On Mar 7, 2012, at 2:11 PM, ironicface at earthlink.net wrote:

> Ok, I think I understand better now.
> 
> Since STDERR AND STDOUT both just direct to the console, and you essentially want the work to be saved,
> why not open a file handle for the work (and maybe one for the report), and use STDOUT with some interface
> questions (# Review report data (y/n)), to preview the report before you save anything.
> (I.e., send the report to STDOUT before saving a copy of it to the file handle)
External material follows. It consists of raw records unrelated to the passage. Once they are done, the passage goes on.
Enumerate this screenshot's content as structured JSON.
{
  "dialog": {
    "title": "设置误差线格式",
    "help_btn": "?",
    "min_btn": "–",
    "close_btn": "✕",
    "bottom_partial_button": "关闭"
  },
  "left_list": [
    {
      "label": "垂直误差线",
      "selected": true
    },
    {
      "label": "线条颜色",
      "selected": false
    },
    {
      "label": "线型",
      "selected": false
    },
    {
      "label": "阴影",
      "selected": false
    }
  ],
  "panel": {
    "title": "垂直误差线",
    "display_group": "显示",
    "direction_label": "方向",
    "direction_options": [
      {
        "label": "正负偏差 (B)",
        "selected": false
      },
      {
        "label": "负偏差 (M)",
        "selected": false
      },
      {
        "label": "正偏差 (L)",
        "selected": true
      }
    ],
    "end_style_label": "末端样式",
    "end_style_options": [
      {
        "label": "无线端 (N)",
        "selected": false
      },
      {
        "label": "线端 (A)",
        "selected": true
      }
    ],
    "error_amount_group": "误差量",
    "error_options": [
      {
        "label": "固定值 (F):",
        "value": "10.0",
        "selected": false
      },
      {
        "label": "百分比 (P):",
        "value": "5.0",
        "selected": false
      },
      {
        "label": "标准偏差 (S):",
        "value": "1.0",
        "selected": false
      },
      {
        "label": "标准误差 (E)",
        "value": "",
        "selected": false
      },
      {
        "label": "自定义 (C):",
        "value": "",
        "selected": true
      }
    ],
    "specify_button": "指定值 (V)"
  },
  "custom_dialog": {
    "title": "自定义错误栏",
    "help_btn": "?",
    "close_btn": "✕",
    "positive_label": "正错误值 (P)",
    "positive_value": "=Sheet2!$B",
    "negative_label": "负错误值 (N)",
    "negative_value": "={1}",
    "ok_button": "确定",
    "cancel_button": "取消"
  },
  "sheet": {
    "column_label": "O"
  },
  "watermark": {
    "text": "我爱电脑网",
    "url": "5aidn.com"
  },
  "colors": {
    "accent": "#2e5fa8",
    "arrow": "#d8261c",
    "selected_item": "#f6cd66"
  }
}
> Then have a followup interface question to save or abort, or whatever seems appropriate.
> 
> Teal
> 
> -----Original Message----- 
> From: Jonathan Otsuka 
> Sent: Mar 7, 2012 1:53 PM 
> To: "Kansas City Perl Mongers (kc.pm)" 
> Subject: Re: [Kc] say STDOUT and warn STDERR 
> 
> I am using getopt::long so I could add another parameter, but sometimes I want to see the data before I save it to a file.
> 
> I think I am going to change lines that I want to output to the screen if I redirect STDOUT or not to:
> 
> # since STDERR filehandle is already open for us
> print STDERR "blah";
> 
> Instead of using:
> 
> warn "blah";
> 
> Jonathan Otsuka
> 
> On Mar 7, 2012, at 1:06 PM, Brian Hann <brian.hann at gmail.com> wrote:
> 
>> If it's on the command line, you could use GetOpt::Long::Descriptive to set an optional filename argument for both the normal output and report output and then you wouldn't have to worry about wrangling output stream syntax when running the command.
>> 
>> On Wed, Mar 7, 2012 at 1:02 PM, Jonathan Otsuka <djgoku at gmail.com> wrote:
>> I want the user to choose what to do with STDOUT and STDERR on CLI. 
>> 
>> Jonathan Otsuka
>> 
>> On Mar 7, 2012, at 12:48 PM, Richard Allen <rsaxvc at gmail.com> wrote:
>> 
>>> You could pipe stderr in the shell seperatelyfrom stdout, but you can also redirect it in perl
>>> http://www.cs.cmu.edu/afs/cs/usr/rgs/mosaic/pl-exp-io.html
>>> The second codesnippet under open has an example
>>> On Mar 7, 2012 12:41 PM, "Jonathan Otsuka" <djgoku at gmail.com> wrote:
>>> I have a program that process/format a file then prints to STDOUT which I may want to save/redirect to a file. I also create a report of the data that was processed, but I don't want the report output sent to STDOUT and was thinking of using warn since its output is to STDERR. Is there another way or is this the best way?